Search code examples
google-cloud-platformgoogle-cloud-firestoregoogle-cloud-datastore

What is the purpose of OPTIMISTIC_WITH_ENTITY_GROUPS concurrency mode?


Cloud Firestore in Datastore mode documents three concurrency mode options: OPTIMISTIC, OPTIMISTIC_WITH_ENTITY_GROUPS, AND PESSIMISTIC. https://cloud.google.com/datastore/docs/concepts/transactions#concurrency_modes

It seems that OPTIMISTIC is the recommended mode, but when my Legacy Datastore was automatically upgraded to Cloud Firestore in Datastore, it was automatically set to OPTIMISTIC_WITH_ENTITY_GROUPS. I am sometimes getting the following error: google.api_core.exceptions.Aborted: 409 too much contention on these datastore entities. please try again.

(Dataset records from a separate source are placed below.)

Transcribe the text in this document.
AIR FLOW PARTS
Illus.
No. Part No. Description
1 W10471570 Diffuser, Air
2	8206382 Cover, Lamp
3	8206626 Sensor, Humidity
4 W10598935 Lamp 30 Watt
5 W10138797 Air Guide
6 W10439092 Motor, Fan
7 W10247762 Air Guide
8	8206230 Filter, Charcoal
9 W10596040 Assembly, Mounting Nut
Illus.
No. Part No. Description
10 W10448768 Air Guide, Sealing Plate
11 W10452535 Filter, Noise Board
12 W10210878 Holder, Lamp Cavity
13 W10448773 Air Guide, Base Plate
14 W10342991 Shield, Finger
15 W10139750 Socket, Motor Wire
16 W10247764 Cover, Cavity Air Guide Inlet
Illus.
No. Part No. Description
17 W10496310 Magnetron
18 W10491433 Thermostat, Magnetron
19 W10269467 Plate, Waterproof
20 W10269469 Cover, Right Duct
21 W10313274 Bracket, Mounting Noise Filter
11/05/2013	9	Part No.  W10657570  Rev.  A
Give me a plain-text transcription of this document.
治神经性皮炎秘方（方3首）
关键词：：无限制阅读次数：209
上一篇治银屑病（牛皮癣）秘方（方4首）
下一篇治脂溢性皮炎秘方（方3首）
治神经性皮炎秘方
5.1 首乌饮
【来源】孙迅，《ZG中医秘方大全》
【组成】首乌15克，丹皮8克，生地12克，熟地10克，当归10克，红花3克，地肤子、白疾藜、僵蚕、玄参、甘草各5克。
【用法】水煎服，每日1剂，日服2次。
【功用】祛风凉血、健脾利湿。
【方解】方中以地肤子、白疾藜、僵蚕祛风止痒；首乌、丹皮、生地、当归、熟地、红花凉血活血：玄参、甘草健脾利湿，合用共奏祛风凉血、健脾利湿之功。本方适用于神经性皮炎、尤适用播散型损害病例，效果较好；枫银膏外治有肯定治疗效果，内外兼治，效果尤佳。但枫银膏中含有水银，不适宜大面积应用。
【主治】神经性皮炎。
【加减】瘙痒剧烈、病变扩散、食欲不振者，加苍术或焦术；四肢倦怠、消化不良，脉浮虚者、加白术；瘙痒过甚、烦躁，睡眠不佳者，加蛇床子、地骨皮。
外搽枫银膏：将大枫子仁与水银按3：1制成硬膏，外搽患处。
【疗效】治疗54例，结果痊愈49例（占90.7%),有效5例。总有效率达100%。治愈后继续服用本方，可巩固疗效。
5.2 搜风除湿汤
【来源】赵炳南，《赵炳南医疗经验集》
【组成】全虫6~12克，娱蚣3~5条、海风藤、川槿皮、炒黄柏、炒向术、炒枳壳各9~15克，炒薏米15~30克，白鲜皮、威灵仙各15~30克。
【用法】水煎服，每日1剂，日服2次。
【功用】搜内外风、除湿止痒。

I'm considering to switch to OPTIMISTIC, but I don't know if it will break anything. Why would one need to use OPTIMISTIC_WITH_ENTITY_GROUPS? It seems Datastore supports ancestors and entity groups anyway in any mode (I don't think I'm using that feature anyway). Is it only necessary for App Engine 1st generation (e.g., Python 2 runtime)? I have switched to 2nd generation Python 3.

Thanks.


Solution

  • There are really only three reasons why you want to stay with OPTIMISTIC_WITH_ENTITY_GROUPS:

    1. You need writes to be atomic within the whole entity-group. Consider this example:

      • One transaction accesses an entity Foo/1/Bar/1 and a second, concurrent, transaction accesses Foo/1/Bar/2. Both these transactions touch different entities in the same entity group Foo/1.
      • Do you want both transactions to succeed? In that case you have to use OPTIMISTIC concurrency.
      • Or do you want one of the transactions to fail with "too much contention"? In that case you would need OPTIMISTIC_WITH_ENTITY_GROUPS.
      • The most likely reason why you were migrated to OPTIMISTIC_WITH_ENTITY_GROUPS is, that some of your transactions have failed in a scenario like this and the migration automation couldn't tell if you relied on this failure to occur. In other words, without knowing your code, it's impossible to say if a "contention failure" is a bug or feature to you. So the safe choice is not to change the behavior.
      • In order to answer that question, you would have to review your application logic and see what transactional guarantees you are relying on. This cannot be automated, but reasoning about this is probably not too hard for people familiar with the different modules of your application.
    2. If you are using entity-group timestamps you also need OPTIMISTIC_WITH_ENTITY_GROUPS - https://cloud.google.com/appengine/docs/legacy/standard/python/datastore/metadataqueries#entity_group_metadata

      • If this is the case, there is most likely a workaround. For example, you could transactionally write a timestamp yourself every time you make changes to an entity-group. This could potentially be sharded, so you wouldn't necessarily be creating a hot entity key.
      • This is also detected by the migration automation and could be another reason why you ended up with OPTIMISTIC_WITH_ENTITY_GROUPS.
    3. The last reason why you would need OPTIMISTIC_WITH_ENTITY_GROUPS would be that you are using Datastore through the Remote API - https://cloud.google.com/appengine/docs/legacy/standard/python/tools/remoteapi

      • The Remote API relies on OPTIMISTIC_WITH_ENTITY_GROUPS and there are currently no plans to address that.
      • If you are using the Remote API without transactions and queries, you could still switch to OPTIMISTIC but this would be very risky, and you are better advised to find an alternative to the Remote API.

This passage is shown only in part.